Ecco, può darsi abbia tralasciato qualcosa, ma credo che in generale questi siano i pilastri, le colonne portanti, sui quali un paese può reggersi e sul quale può crescere e prosperare una società civile. E’ questo il substrato su cui dovrebbero innestarsi gli istituti della produzione e del commercio in qualsivoglia declinazione. Non per bigottismo, ma per pragmatismo: il commercio di beni e servizi e, nello specifico di Capri, il turismo, sono come l’ultimo piano di un sontuoso grattacielo. Rappresentano quindi quello che è forse il piano più prestigioso, ambito e, massì, forse anche il più interessante. I pilastri che lo sorreggono, però, sono il paese vero e proprio. Sono quelli che fanno un paese paese e che fanno sì che un grande albergo, un villaggio turistico o uno sconfinato agriturismo non siano un paese e che la Città di Capri lo sia.

Con questa premessa che, a questo punto, posso solo sperare non sia campata in aria, mi chiedo: come si giudica la salute di un paese? Sentiamo spesso parlare di indici economici, ma cosa succede ad un paese quando i servizi come trasporti e sanità sono in stato di emergenza, le istituzioni latitano e la scuola si sgretola e non trova posto?

Rischiando di sembrare melodrammatica, da consigliera di questo comune mi domando se il nostro paese potrà sopravvivere senza licei. Se chiusi i cinema, le scuole, i centri sportivi e poi le botteghe, i ristoranti e gli alberghi grandi e piccoli, non si arrivi al giorno che sia lo stesso Comune di Capri a chiudere quando termina la stagione estiva. Mi domando se non valga la pena di lottare per tenerci stretti le scuole, se non si possa fare di più per fermare la diaspora degli studenti liceali, se non sia il caso di aprire il dibattito su quanto valore abbia la scuola superiore per il diritto di questa terra a chiamarsi paese. A chi risponde che presto sorgerà un mega polo scolastico nel vicino ed amico Comune di Anacapri, a soli 10 minuti di autobus (che partono ogni quanto?), vorrei chiedere: perché? Perché il vicino Comune di Anacapri è capace di dare priorità ad un centro multimediale per studenti e residenti, per centri sportivi, servizi accessori, scuole e tutto quello che fa di un paese un paese, mentre noi dobbiamo delegare con l’alibi che per avere tutto questo, in fondo, basta prendere un autobus? Qual è il disegno amministrativo dietro tutto questo? Consciamente o inconsciamente trasformare il Comune di Capri nella periferia di lusso di un Paese, con la «p» maiuscola, facilmente raggiungibile? In un villaggio turistico che con l’avvento dell’autunno tanto vale che spenga anche l’illuminazione delle strade, per quanto desolante e abbandonato?

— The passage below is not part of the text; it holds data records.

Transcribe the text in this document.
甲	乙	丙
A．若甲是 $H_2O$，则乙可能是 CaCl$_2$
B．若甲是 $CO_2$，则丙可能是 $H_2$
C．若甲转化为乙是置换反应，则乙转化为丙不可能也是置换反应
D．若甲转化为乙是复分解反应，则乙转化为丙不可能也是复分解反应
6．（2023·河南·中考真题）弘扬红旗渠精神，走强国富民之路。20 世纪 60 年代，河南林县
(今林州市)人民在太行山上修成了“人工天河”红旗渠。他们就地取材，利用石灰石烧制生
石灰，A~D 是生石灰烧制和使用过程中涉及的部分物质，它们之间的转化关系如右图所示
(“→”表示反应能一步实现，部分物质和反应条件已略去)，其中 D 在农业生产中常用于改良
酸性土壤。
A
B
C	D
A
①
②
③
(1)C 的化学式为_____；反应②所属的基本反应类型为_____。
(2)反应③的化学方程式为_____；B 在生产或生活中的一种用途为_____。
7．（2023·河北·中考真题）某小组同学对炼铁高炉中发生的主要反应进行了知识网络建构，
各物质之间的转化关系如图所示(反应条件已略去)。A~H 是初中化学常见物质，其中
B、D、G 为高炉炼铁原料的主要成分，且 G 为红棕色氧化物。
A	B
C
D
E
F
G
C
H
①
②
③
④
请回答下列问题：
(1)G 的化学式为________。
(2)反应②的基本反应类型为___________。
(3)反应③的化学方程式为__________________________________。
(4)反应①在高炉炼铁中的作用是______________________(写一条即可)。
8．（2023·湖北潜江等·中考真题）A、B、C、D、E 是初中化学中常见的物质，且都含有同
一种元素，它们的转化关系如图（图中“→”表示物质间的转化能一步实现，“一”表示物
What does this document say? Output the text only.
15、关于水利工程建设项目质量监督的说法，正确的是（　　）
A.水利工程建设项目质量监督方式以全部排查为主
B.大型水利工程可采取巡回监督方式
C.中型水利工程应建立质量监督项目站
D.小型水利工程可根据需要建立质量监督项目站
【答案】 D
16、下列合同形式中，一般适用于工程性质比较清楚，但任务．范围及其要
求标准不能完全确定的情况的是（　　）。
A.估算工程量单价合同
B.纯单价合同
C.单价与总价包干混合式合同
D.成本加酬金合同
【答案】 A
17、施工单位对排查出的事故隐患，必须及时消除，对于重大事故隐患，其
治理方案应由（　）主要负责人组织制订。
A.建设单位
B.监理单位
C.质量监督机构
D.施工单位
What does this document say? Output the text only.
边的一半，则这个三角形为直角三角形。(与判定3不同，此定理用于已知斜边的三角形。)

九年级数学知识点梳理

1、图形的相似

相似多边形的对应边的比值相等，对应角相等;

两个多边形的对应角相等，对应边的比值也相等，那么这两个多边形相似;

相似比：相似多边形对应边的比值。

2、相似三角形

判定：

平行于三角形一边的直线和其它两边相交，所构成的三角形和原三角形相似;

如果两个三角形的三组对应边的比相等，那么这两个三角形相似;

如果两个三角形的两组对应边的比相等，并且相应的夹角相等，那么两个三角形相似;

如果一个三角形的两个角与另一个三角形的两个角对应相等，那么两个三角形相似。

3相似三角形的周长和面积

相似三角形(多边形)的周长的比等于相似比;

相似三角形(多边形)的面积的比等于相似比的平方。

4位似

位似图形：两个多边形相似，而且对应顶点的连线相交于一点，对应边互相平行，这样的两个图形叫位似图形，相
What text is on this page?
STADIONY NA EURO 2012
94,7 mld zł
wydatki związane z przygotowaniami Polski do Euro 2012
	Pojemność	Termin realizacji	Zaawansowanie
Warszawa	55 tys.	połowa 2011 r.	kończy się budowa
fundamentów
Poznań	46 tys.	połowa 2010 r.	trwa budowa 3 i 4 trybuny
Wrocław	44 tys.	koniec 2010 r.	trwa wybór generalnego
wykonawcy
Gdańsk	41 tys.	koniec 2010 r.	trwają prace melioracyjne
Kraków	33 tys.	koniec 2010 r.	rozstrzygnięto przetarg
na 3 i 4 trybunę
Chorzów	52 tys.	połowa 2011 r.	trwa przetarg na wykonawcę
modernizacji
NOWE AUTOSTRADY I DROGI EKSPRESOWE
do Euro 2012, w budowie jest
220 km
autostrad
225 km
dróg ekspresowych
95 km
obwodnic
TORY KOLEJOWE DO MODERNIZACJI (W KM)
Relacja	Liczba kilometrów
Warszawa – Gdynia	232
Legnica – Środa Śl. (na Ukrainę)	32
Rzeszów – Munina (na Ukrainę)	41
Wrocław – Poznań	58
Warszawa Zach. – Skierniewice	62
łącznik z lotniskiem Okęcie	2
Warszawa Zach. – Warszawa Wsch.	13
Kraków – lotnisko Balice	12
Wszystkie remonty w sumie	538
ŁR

Ben venga che il Comune metta su Infopoint per i turisti o organizzi spettacoli estivi per i nostri ospiti, siamo pur sempre una comunità votata all’accoglienza, ma non può essere questa l’unica vocazione di un’amministrazione. Imprenditori, commercianti, e professionisti del settore già ricoprono quel ruolo, che il Comune prenda in mano la situazione di questo paese malato e ripristini una comunità! Io, personalmente, direi di ripartire dai ragazzi, trovando immediatamente una sede unica e dignitosa per il liceo: sopportiamo pure i disagi di trasporti precari e di un ospedale in perenne stato di carenza, ma non sopporterei di derubare i ragazzi dell’esperienza di appartenere ad una Scuola, è un’esperienza troppo importante, troppo cruciale nella formazione di una persona. Sgretolare una scuola è un crimine, poniamogli fine.